Traduttore vs Autore

Venerdì scorso, sul gruppo Yahoo di Biblit, sotto l’intestazione “Ciarla: Rimedio antidepressivo”, la collega P ha riportato un aforisma di Émile Cioran da Confessioni e anatemi (Milano, Adelphi, 2007, traduzione di Mario Bortolotto):

Ho conosciuto scrittori ottusi e persino stupidi. Per contro, i traduttori che ho potuto frequentare erano più intelligenti e più interessanti degli autori che traducevano. Occorre infatti più riflessione per tradurre che per ‘creare’.

Il primo commento, complice anche il fine settimana, è arrivato sedici ore dopo da parte della collega R ed è stato positivo (“Io l’ho già copiata!”, in riferimento all’intenzione di P, che aveva scritto: “Io sto pensando di stamparmela a caratteri cubitali e appendermela nello studio”). Evidentemente sapere che qualcuno oltre a P la pensasse in quel modo ha scatenato le ire fin lì dormienti di altre due colleghe, G e L, che vi hanno visto un insulto di Cioran alla categoria tutta degli scrittori e sono intervenute in modo francamente acidino (“Ti suggerisco, cara P, rimedi ‘antidepressivi’ più efficaci: un buon libro, per esempio. A te la scelta se in versione originale oppure ben tradotto” o addirittura “La prima cosa che ho pensato è che leggere Cioran non meritasse proprio la pena”). A calmare gli animi è intervenuta F, facendo notare qualcosa che a G e L era evidentemente sfuggito:

Cioran mette la parola “creare” fra virgolette. Credo che questo voglia dire che si riferisce non al creare in assoluto ma un “creare” di un certo tipo, a un creare ottuso – che sì esiste – o stupido – che esiste anche quello, e in entrambi i casi si tratta di giudizi soggettivi per definizione, non credo ci sia bisogno di specificare.

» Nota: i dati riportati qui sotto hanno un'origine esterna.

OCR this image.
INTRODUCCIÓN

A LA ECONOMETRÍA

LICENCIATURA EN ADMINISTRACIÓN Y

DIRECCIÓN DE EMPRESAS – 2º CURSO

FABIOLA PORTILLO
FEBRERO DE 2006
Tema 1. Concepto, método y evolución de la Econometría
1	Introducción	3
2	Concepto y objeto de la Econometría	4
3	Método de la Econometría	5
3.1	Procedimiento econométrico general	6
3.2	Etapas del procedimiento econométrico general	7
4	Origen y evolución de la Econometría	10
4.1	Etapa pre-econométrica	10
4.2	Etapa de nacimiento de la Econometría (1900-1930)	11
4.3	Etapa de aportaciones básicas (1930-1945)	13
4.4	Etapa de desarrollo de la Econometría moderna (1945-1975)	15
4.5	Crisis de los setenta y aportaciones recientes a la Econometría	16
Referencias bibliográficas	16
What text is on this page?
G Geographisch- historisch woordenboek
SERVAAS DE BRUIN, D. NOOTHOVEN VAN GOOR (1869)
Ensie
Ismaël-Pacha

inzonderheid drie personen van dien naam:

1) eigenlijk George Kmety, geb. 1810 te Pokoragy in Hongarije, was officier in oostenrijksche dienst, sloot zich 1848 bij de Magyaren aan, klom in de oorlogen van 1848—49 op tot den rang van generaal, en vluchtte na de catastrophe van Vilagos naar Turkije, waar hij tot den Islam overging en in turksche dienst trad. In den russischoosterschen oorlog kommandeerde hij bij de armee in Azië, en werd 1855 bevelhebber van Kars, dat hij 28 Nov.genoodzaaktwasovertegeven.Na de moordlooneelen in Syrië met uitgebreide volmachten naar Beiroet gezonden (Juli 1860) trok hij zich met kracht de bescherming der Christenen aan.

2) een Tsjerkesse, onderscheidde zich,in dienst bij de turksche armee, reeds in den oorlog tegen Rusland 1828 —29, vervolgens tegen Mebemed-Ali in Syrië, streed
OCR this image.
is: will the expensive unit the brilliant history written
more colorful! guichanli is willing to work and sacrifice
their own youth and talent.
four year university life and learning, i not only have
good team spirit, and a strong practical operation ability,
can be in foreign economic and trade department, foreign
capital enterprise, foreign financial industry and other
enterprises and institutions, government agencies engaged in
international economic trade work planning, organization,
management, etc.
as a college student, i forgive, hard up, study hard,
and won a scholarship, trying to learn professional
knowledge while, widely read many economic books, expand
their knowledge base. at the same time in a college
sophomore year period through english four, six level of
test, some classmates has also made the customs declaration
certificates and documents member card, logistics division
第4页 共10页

Fin qui tutto bene e polemica chiarita, a mio avviso. F però scrive oltre e credo sia interessante citarla con ampiezza (i grassetti sono miei):

Senza tema di smentita posso affermare che i tre traduttori che ci sono voluti per tradurre in un mese e mezzo un tomone di 600 pagine di bestseller in tutto e per tutto orripilante, sono non tutti e tre insieme, ma ciascuno per sé (e quindi mi ci metto presuntuosamente in mezzo anch’io) molto più interessanti e intelligenti dell’autrice tradotta. E l’opera finale lo riflette. Probabilmente anzi una schifezza tale come quel libro non avrebbe mai avuto successo in Italia se non fosse stata largamente migliorata (non intenzionalmente, ma perché se sei bravo, lo fai per forza specie con tali opere), dal traduttore che l’ha tradotta fin dal primo volume.

E qui arriviamo al punto: a che serve parlare anche solo alla lontana di teoria della traduzione e – lo ripeto a costo di stancare – riempire di vaghi sogni la testa degli aspiranti colleghi con frasi come “quel che importa di più è che al mondo ci sono magnifici traduttori e scrittori, per fortuna”, quando soprattutto per chi traduce dall’inglese non c’è praticamente niente su cui teorizzare, quando questi magnifici forse non esistono più e se esistono di sicuro non verranno assegnati a noi? Solo io, traduttore di seconda categoria se va bene, sono reduce da tre opere consecutive che posso affermare di avere molto migliorato traducendole in italiano. Cioran appartiene a un altro tempo, ma credo che con quel suo aforisma avesse visto ben più avanti del 1995 in cui è mancato. Non dico tutti, ma tanti di noi (e come F mi ci metto “presuntuosamente in mezzo”) hanno dovuto riflettere incomparabilmente più a lungo di tanti scrittori che si sono visti assegnare, hanno dovuto essere più intelligenti e interessanti di loro e il tutto per cifre quasi mai congrue allo sforzo. Spieghiamo questo a chi vuole diventare traduttore, invece di prospettare situazioni tanto belle quanto irrealizzabili per la stragrande maggioranza.

Una Risposta a “Traduttore vs Autore”

  1. Ari Dice:

    Ciao! grazie per avermi messa tra i link :)
    Ho seguito anch’io lo scambio di messaggi in questione e condivido in tutto e per tutto quello che hai scritto. Anch’io avevo capito così l’affermazione di Cioran. Peccato che solo F abbia avuto il coraggio di dire che spesso si deve tradurre (o capita di leggere) robaccia spacciata per letteratura!